The company's net operating income clocked in at Rs3.97 billion in FY23, representing an increase of 21.4% from Rs3.27 billion in FY22. The administrative expenses rose by 14.96% to Rs580.27 million in FY23. The company's other income improved from Rs126.7 million in FY22 to Rs244.3 million in FY23, indicating a hike of 92.77%. During FY23, earnings per share fell slightly to Rs4.18 from Rs4.39 in FY22.
Assets Analysis
Dolmen City REIT reported an increase in its non-current assets by 8.32% in 2023, which grew to Rs68.04 billion from Rs62.8 billion registered in 2022. The company's current assets improved 12.52% to Rs2.24 billion in 2023 from Rs1.99 billion in 2022. As a result, the total assets climbed by 8.45%. This shows the company expanded its operations. It registered Rs70.29 billion in total assets at the end of 2023 against Rs64.81 billion in 2022.
Cash flow analysis
Dolmen City REIT posted an 18.18% rise in net cash generated from operating activities to Rs3.86 billion in 2023 compared to Rs3.26 billion registered in 2022. The investment company generated cash of Rs122.3 million from investing activities at the end of 2022, and in 2023, the company was able to generate net cash of Rs225.32 million, showing a growth of 84.21%.

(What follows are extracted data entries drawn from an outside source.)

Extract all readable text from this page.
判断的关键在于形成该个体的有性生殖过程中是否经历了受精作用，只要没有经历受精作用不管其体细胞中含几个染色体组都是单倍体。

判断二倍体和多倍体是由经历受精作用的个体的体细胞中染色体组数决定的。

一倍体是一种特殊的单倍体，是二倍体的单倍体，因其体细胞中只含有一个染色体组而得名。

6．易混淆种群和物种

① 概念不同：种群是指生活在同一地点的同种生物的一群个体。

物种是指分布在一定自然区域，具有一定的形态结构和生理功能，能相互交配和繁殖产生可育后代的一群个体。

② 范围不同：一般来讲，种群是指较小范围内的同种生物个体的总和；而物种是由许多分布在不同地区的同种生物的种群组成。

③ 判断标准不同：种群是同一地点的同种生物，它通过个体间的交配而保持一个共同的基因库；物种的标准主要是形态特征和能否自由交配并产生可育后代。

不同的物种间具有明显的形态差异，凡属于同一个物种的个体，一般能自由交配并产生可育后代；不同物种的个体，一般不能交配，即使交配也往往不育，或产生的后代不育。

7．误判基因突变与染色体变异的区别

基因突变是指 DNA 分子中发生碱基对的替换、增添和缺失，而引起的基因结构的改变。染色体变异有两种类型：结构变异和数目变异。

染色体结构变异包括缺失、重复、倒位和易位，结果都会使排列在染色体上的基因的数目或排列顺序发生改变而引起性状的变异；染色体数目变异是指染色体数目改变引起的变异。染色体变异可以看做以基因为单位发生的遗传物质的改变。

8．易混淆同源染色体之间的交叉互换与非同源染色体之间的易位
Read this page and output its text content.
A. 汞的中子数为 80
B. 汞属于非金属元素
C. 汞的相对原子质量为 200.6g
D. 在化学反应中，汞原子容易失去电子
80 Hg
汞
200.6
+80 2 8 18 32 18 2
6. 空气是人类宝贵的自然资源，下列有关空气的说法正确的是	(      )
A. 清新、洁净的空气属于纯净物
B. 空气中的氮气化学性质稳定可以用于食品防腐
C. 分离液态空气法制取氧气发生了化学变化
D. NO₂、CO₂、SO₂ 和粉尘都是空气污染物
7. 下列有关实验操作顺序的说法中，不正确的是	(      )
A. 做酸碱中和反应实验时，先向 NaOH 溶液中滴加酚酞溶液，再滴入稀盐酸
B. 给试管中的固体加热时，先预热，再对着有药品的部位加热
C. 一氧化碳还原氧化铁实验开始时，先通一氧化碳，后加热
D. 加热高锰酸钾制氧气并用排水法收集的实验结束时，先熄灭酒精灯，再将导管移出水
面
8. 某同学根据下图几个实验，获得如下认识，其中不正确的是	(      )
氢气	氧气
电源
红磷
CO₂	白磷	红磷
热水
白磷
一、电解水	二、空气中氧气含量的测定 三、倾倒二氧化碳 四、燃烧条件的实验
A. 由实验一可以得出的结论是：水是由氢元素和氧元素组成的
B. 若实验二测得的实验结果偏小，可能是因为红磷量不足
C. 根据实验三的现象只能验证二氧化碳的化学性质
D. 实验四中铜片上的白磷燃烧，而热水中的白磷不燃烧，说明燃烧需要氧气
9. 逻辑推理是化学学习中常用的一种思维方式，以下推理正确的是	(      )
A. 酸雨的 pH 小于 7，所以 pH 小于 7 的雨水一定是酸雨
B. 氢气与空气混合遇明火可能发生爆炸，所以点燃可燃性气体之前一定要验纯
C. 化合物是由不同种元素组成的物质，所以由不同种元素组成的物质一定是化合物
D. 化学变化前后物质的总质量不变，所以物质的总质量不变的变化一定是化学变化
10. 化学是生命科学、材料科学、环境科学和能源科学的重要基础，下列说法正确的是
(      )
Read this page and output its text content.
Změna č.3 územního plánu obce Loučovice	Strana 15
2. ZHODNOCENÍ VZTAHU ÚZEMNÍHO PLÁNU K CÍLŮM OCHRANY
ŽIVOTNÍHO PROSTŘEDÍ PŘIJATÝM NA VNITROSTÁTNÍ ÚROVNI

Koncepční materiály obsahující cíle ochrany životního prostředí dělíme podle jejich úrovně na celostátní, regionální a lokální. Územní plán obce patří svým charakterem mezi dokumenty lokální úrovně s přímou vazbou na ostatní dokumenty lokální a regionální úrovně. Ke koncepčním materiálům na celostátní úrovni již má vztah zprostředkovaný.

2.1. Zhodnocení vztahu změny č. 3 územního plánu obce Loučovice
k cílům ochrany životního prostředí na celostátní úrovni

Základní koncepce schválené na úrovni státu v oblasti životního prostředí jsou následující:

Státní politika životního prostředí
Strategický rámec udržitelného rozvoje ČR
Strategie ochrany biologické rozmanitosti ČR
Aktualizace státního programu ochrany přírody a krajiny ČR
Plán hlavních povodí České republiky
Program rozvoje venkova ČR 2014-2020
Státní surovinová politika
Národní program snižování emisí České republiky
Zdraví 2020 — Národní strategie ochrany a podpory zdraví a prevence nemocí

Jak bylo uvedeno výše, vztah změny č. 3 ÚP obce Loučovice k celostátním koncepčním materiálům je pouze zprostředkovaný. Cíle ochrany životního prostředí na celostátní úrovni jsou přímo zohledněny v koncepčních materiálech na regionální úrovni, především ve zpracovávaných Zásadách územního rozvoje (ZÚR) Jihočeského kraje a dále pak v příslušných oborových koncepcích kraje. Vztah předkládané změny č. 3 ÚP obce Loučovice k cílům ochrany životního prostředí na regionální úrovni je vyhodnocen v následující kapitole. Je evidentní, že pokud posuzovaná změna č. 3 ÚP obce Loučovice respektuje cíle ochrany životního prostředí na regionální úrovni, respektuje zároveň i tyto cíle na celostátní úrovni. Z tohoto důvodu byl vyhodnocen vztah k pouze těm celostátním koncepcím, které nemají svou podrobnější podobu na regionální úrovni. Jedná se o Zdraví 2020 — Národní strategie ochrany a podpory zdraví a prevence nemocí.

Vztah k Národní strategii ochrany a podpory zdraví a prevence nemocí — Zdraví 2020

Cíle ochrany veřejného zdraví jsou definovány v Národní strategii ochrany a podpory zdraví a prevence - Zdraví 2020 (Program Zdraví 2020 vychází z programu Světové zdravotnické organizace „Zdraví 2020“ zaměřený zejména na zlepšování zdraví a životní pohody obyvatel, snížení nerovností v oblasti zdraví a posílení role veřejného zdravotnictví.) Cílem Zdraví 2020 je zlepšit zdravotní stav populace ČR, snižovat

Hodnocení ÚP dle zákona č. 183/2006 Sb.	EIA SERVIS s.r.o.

However, the company used net cash of Rs3.82 million and Rs3.156 million in financing activities in 2023 and 2022, respectively, indicating a rise of 21.13%. The company registered a growth of 16.82% in cash and cash equivalents at the end of the year to Rs1.83 billion in 2023 from Rs1.56 billion in 2022.
Liquidity ratios analysis
The current ratio evaluates how well a business can pay its short-term debts with its current assets. Dolmen City's current ratio has stayed above 1 from 2018 to 2023, indicating a reduced risk of covering the liabilities. The current ratio reached its maximum of 4.07 in 2021 and minimum of 2.53 in 2022. Similarly, the company's ability to pay its current liabilities with cash from its core operations is gauged by the cash-to-current liabilities ratio.
The investment company's cash-to-current liability ratio remained above 2 except in 2021, which indicates a steady state of liquidity. However, the cash-to-current liability ratio stood at 0.38 in 2021, indicating the company had less cash on hand to pay short-term obligations.